There’s a lot of talk about data – how it’s the “new oil” and why every business needs to use it. But an organization investing in data should only be about one thing – gaining an edge. Whether it’s to know what advertising is working, to see what parts of the product offering are being used, to alert the team what customers might be at risk of churning, or to know where business stands relative to the plan. All of these have corresponding decisions and actions for the company, and those decisions are better made with the right information.
Most organizations use data in some form – typically a spreadsheet to manage the revenues, costs, or projections. This is a great starting point.
But the spreadsheet is ill prepared:
It can’t join a lot of data together
It has limits in terms of data size (1,048,576×16,384 for Excel or 40,000×18,278 for GSheets)
It can be painstakingly slow especially with calculations requiring large amounts of data
It often takes a number of manual steps to update a spreadsheet when data changes upstream – downloading, copy & pasting, applying formulas, and checking the output
Don’t get me wrong, we love spreadsheets. They’re still where most analysis actually takes place. But it’s the wrong place to assemble data into a meaningful format. That’s why all roads eventually lead to the data warehouse.
Any company with ambitions to scale their data advantage needs a warehouse. What most people don’t know is that anyone can do it, even without data warehouse experience. Companies no longer need to hire a data engineer, invest chunks of money upfront, and deploy tons of time and resources in order to use a data warehouse effectively. This is precisely why the spreadsheet is still the default tool being used for data tasks it wasn’t meant for.
By querying the warehouse, you’re introducing a type of repeatability into the process. It may take a few hours to get an initial result, but it won’t the second time.
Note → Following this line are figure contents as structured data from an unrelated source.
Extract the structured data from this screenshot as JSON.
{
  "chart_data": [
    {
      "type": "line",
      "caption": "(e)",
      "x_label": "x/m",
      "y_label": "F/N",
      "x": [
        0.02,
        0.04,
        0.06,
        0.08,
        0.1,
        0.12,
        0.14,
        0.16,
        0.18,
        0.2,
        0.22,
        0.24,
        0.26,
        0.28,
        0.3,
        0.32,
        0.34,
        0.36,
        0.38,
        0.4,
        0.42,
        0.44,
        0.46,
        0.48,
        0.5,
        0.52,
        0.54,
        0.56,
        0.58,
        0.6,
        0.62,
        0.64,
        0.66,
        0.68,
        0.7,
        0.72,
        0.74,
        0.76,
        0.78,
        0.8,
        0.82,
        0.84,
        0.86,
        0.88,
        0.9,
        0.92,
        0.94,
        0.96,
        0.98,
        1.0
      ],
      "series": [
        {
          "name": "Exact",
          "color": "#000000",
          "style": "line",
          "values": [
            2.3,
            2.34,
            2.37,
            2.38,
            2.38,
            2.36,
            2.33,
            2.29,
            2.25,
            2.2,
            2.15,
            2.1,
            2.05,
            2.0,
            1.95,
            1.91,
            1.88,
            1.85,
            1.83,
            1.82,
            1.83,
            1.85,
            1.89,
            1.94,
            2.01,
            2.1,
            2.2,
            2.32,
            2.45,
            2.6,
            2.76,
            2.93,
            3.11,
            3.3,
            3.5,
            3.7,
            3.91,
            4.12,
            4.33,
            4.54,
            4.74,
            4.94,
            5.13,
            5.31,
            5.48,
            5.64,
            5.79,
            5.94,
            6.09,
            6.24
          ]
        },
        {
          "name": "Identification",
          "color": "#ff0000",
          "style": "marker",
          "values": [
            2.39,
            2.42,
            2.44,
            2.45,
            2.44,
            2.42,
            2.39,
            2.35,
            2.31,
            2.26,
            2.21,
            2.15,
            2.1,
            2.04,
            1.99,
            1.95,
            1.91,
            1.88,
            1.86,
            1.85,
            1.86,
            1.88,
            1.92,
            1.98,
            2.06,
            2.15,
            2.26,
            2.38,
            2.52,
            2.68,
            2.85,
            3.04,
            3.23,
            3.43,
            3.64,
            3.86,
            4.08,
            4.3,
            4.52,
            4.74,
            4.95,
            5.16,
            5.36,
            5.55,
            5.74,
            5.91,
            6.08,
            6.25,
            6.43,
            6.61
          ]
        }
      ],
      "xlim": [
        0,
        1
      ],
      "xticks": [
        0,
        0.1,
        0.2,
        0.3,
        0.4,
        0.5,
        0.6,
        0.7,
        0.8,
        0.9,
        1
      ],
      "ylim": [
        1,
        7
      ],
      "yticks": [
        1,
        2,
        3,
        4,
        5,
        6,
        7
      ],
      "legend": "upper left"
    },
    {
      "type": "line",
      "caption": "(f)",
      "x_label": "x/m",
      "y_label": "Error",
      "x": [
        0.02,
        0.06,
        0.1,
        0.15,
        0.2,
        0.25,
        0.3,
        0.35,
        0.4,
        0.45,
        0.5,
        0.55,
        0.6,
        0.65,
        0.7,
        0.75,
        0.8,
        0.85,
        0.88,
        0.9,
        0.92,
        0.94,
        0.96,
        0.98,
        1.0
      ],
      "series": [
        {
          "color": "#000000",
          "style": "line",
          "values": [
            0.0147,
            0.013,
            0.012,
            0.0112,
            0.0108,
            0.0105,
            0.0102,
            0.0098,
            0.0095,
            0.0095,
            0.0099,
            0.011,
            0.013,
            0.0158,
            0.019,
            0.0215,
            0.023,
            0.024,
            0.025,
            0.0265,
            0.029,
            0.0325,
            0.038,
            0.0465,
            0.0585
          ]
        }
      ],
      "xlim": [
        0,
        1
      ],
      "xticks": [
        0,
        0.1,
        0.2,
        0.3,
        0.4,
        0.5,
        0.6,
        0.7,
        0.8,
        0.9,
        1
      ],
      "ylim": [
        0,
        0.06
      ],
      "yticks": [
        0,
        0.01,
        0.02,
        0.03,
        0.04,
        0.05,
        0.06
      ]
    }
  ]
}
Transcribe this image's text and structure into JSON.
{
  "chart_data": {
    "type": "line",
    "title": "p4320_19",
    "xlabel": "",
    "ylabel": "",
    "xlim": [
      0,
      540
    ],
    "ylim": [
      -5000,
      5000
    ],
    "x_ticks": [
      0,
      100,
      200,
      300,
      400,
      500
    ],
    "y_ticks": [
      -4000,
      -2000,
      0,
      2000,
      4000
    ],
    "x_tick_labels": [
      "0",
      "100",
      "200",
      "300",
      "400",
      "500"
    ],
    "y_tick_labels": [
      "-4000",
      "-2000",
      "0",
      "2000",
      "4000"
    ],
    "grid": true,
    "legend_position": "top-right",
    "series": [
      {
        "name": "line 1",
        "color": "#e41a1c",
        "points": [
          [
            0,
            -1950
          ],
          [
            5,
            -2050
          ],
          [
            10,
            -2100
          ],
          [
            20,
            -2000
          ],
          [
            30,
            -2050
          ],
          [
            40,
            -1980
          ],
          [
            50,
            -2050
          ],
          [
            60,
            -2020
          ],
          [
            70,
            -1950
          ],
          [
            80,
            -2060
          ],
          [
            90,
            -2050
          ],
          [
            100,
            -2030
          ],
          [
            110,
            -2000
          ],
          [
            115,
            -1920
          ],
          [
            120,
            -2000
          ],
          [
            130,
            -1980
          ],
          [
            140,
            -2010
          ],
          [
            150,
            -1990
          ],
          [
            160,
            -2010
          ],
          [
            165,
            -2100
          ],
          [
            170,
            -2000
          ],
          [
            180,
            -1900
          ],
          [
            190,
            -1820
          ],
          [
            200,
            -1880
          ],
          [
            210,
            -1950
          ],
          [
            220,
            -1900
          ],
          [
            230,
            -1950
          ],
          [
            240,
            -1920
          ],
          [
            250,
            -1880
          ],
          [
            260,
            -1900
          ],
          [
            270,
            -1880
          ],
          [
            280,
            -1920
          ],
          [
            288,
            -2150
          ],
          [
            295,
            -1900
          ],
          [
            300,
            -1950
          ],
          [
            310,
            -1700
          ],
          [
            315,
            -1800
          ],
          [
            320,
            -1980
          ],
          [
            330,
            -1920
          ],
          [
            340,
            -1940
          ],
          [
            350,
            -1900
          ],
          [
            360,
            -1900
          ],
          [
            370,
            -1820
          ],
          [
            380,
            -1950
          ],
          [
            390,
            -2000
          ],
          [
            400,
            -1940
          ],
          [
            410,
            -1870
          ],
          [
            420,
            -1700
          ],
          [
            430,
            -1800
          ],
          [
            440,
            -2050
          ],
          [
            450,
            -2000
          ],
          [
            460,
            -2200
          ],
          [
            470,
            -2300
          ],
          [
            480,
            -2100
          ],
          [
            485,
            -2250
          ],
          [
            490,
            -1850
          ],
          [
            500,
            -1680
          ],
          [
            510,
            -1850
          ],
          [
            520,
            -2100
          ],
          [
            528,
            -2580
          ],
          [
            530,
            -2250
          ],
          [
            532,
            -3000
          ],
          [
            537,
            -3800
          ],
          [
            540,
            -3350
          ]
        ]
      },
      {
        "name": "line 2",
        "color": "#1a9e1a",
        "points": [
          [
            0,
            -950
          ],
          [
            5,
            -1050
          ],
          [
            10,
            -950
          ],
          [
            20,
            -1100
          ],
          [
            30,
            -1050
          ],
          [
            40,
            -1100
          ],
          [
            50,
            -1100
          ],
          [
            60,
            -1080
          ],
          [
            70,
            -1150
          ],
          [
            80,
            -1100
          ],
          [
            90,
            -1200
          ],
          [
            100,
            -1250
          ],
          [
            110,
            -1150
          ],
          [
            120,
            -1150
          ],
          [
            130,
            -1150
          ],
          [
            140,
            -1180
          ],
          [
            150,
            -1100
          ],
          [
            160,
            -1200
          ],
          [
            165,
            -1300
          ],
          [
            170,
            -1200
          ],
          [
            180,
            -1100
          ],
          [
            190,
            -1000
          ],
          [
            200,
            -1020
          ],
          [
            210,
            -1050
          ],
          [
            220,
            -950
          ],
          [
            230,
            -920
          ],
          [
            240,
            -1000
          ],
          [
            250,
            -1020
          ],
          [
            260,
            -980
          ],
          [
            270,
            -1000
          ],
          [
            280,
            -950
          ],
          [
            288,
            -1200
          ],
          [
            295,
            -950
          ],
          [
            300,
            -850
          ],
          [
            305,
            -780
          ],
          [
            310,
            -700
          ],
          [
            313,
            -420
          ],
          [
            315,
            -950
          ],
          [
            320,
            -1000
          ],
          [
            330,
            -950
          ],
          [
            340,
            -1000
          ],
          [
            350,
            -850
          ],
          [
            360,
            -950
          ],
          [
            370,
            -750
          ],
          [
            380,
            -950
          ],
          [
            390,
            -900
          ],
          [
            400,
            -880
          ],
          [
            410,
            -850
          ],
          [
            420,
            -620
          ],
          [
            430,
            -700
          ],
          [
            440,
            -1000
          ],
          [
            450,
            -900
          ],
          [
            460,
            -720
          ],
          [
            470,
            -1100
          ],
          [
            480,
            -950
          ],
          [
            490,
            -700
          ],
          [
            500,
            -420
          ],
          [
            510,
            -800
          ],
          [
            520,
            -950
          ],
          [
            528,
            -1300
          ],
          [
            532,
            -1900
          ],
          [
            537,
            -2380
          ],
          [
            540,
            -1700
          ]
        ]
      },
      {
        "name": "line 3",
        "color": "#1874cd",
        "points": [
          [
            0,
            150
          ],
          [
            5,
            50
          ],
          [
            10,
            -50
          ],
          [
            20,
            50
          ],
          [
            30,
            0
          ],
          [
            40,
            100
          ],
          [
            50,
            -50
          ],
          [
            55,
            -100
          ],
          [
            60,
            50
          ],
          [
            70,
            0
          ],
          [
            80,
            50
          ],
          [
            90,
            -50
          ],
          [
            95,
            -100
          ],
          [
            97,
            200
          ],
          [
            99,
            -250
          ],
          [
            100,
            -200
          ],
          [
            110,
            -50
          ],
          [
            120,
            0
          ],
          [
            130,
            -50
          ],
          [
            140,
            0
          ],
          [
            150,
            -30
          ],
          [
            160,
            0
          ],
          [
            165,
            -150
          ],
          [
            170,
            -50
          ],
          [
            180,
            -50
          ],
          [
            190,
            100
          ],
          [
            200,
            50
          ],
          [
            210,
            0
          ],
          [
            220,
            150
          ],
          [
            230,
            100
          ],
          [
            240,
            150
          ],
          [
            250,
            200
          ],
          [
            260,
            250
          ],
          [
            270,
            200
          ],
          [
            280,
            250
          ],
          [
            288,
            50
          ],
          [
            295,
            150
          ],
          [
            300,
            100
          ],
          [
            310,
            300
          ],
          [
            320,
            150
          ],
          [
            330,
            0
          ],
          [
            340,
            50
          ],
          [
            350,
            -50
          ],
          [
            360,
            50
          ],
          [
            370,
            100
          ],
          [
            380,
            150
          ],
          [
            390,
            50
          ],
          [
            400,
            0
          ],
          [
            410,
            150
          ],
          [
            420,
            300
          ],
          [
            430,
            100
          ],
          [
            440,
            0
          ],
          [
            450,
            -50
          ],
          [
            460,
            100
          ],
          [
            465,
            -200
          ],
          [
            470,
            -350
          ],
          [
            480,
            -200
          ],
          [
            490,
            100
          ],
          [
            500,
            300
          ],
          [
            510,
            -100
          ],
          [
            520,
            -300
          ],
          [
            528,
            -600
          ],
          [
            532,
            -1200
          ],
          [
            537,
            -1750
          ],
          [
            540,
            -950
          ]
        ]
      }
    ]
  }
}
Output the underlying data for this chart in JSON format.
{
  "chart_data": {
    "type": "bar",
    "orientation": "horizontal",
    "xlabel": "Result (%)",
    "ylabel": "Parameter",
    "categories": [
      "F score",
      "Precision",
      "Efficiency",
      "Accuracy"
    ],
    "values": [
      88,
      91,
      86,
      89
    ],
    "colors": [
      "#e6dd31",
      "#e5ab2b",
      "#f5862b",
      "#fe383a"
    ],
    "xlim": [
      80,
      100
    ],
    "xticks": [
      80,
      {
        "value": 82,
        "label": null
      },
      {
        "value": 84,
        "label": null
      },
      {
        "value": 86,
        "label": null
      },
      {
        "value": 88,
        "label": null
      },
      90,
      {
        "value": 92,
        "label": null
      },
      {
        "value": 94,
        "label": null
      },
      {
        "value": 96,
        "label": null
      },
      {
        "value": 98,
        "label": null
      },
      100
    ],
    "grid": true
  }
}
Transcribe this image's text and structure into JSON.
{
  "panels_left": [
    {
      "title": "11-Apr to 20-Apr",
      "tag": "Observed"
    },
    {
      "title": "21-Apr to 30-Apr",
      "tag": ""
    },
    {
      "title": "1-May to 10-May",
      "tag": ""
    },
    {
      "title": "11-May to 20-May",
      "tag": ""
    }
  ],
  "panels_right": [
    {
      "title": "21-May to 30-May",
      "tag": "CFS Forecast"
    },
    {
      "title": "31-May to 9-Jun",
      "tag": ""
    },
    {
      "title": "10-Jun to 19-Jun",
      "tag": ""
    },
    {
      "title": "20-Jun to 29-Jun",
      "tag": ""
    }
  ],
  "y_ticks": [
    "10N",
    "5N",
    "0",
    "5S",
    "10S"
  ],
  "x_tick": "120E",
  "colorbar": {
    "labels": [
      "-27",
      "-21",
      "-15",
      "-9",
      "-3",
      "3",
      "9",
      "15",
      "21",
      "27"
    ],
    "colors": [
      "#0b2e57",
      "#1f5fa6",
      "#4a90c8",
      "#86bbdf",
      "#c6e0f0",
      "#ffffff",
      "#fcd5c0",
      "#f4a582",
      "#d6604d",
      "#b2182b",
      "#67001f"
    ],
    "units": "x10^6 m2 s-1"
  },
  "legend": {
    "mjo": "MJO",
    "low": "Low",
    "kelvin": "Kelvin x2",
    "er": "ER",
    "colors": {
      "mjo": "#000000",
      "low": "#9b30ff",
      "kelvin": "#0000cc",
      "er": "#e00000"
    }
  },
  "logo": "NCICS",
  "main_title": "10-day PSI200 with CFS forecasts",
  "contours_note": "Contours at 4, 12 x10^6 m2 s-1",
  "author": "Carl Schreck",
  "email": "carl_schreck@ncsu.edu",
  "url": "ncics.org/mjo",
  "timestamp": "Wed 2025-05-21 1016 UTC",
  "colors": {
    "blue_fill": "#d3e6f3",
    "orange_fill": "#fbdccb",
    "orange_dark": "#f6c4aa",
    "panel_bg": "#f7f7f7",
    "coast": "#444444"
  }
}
So why do you need a warehouse, as opposed to querying the sources directly or just downloading CSVs? A well-designed data warehouse has 3 critical advantages:
Complex joins and calculations are lightning fast: Column-oriented databases often serve as the data warehouse and organize data by field and keep all data associated with a field next to each other in memory. Columnar databases, like Snowflake, are growing in popularity because they provide performance benefits and are optimized for querying and analysis. This means users can perform complex queries and generate reports much faster than they would be able to with raw data.
Standardize data, increase accuracy: Because a data warehouse centralizes the raw data, you begin to work off common data sets, rather than imposed definitions in one-off spreadsheets. This reduces inconsistency of answers, which is one of the ways data loses trust in an organization. When there is high belief in the accuracy of the data, teams can focus on the applicability of the insight.
Make segmentation simple: Another benefit of centralized data is that it is easier to segment. You can join across datasets to identify anomalies or trends that might be missing from a single source. Unsurprisingly, more data sources tend to provide a richer picture of the business; but they also help avoid misleading conclusions – another source of distrust.
Is it worth building a data warehouse when you’re trying to solve a problem quickly? Historically, it was a significant investment in time and money to create a well-designed, well-maintained data warehouse. That has changed.
The modern data stack now makes the time and resource investment in setting up your warehouse trivial. Rather than months, this can be done in under an hour. And rather than a large up-front commitment, most pricing is usage-based. So the inevitable tradeoff of when to graduate past spreadsheets and rely on modern tools designed to find trustworthy, repeatable insights is now much earlier.
When is the right time to set up your data infrastructure? Now. And that’s going to give you an edge over anyone just relying on spreadsheets.